Teraz „Gazeta Wyborcza” wskazuje, że taki właśnie los spotyka przedsiębiorców, którzy ostatecznie zgodzili się z Tuskiem spotkać. Jak czytamy, w sieci wytykane im są kwoty, które otrzymali w ramach tarcz antycovidowych, a oceny ich przedsiębiorstw celowo zaniżane z uwagi nie na świadczoną usługę, a obecność Tuska w ich zakładzie.
„Wywłoka”, „zabijemy cię w ciemnym kącie„”,urwiemy ci łeb„
Najgorsze są jednak groźby. Fryzjerka z 20-letnim stażem opowiada gazecie, że w sieci zaczęto komentować jej wygląd i hejtować za krytykę sytuacji w kraju. Później zaczęły się nocne telefony i SMS-y z groźbami. – Nigdy się z czymś takim nie spotkałam. Wszystko prowadzę legalnie, jak każdy szarak, który ma mały biznes, płaci podatki. Jestem przerażona tą nienawiścią – mówi.
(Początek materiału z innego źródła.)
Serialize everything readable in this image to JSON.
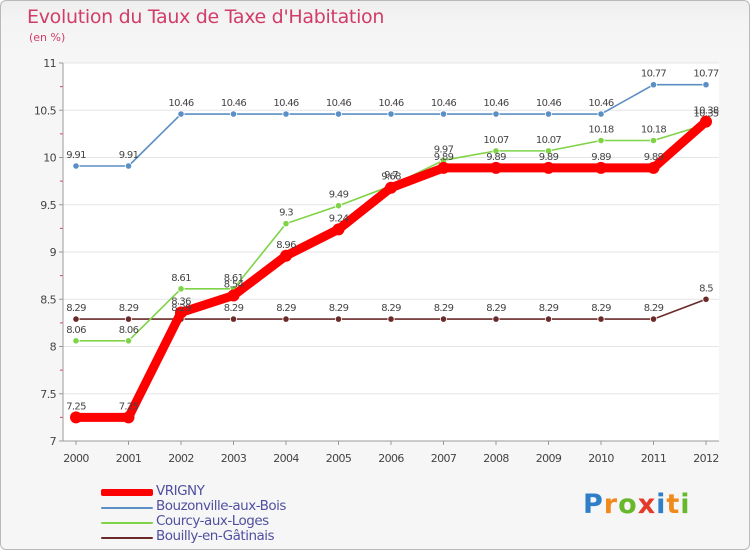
{
  "title": "Evolution du Taux de Taxe d'Habitation",
  "subtitle": "(en %)",
  "chart_data": {
    "type": "line",
    "title": "Evolution du Taux de Taxe d'Habitation",
    "ylabel": "(en %)",
    "xlabel": "",
    "ylim": [
      7,
      11
    ],
    "y_ticks": [
      "7",
      "7.5",
      "8",
      "8.5",
      "9",
      "9.5",
      "10",
      "10.5",
      "11"
    ],
    "categories": [
      "2000",
      "2001",
      "2002",
      "2003",
      "2004",
      "2005",
      "2006",
      "2007",
      "2008",
      "2009",
      "2010",
      "2011",
      "2012"
    ],
    "series": [
      {
        "name": "Bouilly-en-Gâtinais",
        "color": "#6b2a2a",
        "values": [
          8.29,
          8.29,
          8.29,
          8.29,
          8.29,
          8.29,
          8.29,
          8.29,
          8.29,
          8.29,
          8.29,
          8.29,
          8.5
        ],
        "labels": [
          "8.29",
          "8.29",
          "8.29",
          "8.29",
          "8.29",
          "8.29",
          "8.29",
          "8.29",
          "8.29",
          "8.29",
          "8.29",
          "8.29",
          "8.5"
        ]
      },
      {
        "name": "Bouzonville-aux-Bois",
        "color": "#5a8ec4",
        "values": [
          9.91,
          9.91,
          10.46,
          10.46,
          10.46,
          10.46,
          10.46,
          10.46,
          10.46,
          10.46,
          10.46,
          10.77,
          10.77
        ],
        "labels": [
          "9.91",
          "9.91",
          "10.46",
          "10.46",
          "10.46",
          "10.46",
          "10.46",
          "10.46",
          "10.46",
          "10.46",
          "10.46",
          "10.77",
          "10.77"
        ]
      },
      {
        "name": "Courcy-aux-Loges",
        "color": "#7ed346",
        "values": [
          8.06,
          8.06,
          8.61,
          8.61,
          9.3,
          9.49,
          9.7,
          9.97,
          10.07,
          10.07,
          10.18,
          10.18,
          10.35
        ],
        "labels": [
          "8.06",
          "8.06",
          "8.61",
          "8.61",
          "9.3",
          "9.49",
          "9.7",
          "9.97",
          "10.07",
          "10.07",
          "10.18",
          "10.18",
          "10.35"
        ]
      },
      {
        "name": "VRIGNY",
        "color": "#ff0000",
        "values": [
          7.25,
          7.25,
          8.36,
          8.54,
          8.96,
          9.24,
          9.68,
          9.89,
          9.89,
          9.89,
          9.89,
          9.89,
          10.38
        ],
        "labels": [
          "7.25",
          "7.25",
          "8.36",
          "8.54",
          "8.96",
          "9.24",
          "9.68",
          "9.89",
          "9.89",
          "9.89",
          "9.89",
          "9.89",
          "10.38"
        ]
      }
    ]
  },
  "legend": {
    "items": [
      {
        "label": "VRIGNY",
        "color": "#ff0000"
      },
      {
        "label": "Bouzonville-aux-Bois",
        "color": "#5a8ec4"
      },
      {
        "label": "Courcy-aux-Loges",
        "color": "#7ed346"
      },
      {
        "label": "Bouilly-en-Gâtinais",
        "color": "#6b2a2a"
      }
    ]
  },
  "logo": {
    "letters": [
      "P",
      "r",
      "o",
      "x",
      "i",
      "t",
      "i"
    ],
    "colors": [
      "#2f7fc8",
      "#f08a1c",
      "#68b82c",
      "#e53a2a",
      "#2f7fc8",
      "#f08a1c",
      "#68b82c"
    ]
  }
}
„Łżesz jak bura suka”, „kłamiesz”, „wywłoka”, „zabijemy cię w ciemnym kącie„”,urwiemy ci łeb„ – to kolejne komentarze po spotkaniu Donalda Tuska z lokalnym przedsiębiorcą, które przytacza „GW”.
Tusk komentuje hejt na przedsiębiorców
Głos w tej sprawie Donald Tusk zabrał podczas konferencji prasowej. – Sam fakt, że w Polsce trzeba mieć cywilną odwagę, żeby się ze mną spotkać świadczy źle o polityce PiS. Wyrażam pełną solidarność z tymi, którzy padli ofiarami ataków m in w mediach prorządowych. Możecie liczyć na moje pełne wsparcie – zapewnił szef PO.
– Chcę podkreślić, że spotkałem w trakcie kilku dni objazdu kapitalnych ludzi i trzymam za was kciuki. Mam nadzieję, że będziemy w stanie wam skutecznie pomóc, jeśli nadal będziecie ofiarami takich zagrywek ze strony władzy. Wiem co czujecie, dzisiaj uniewinniono tych, którzy wybili szyby w domu mojego syna – dodał były premier.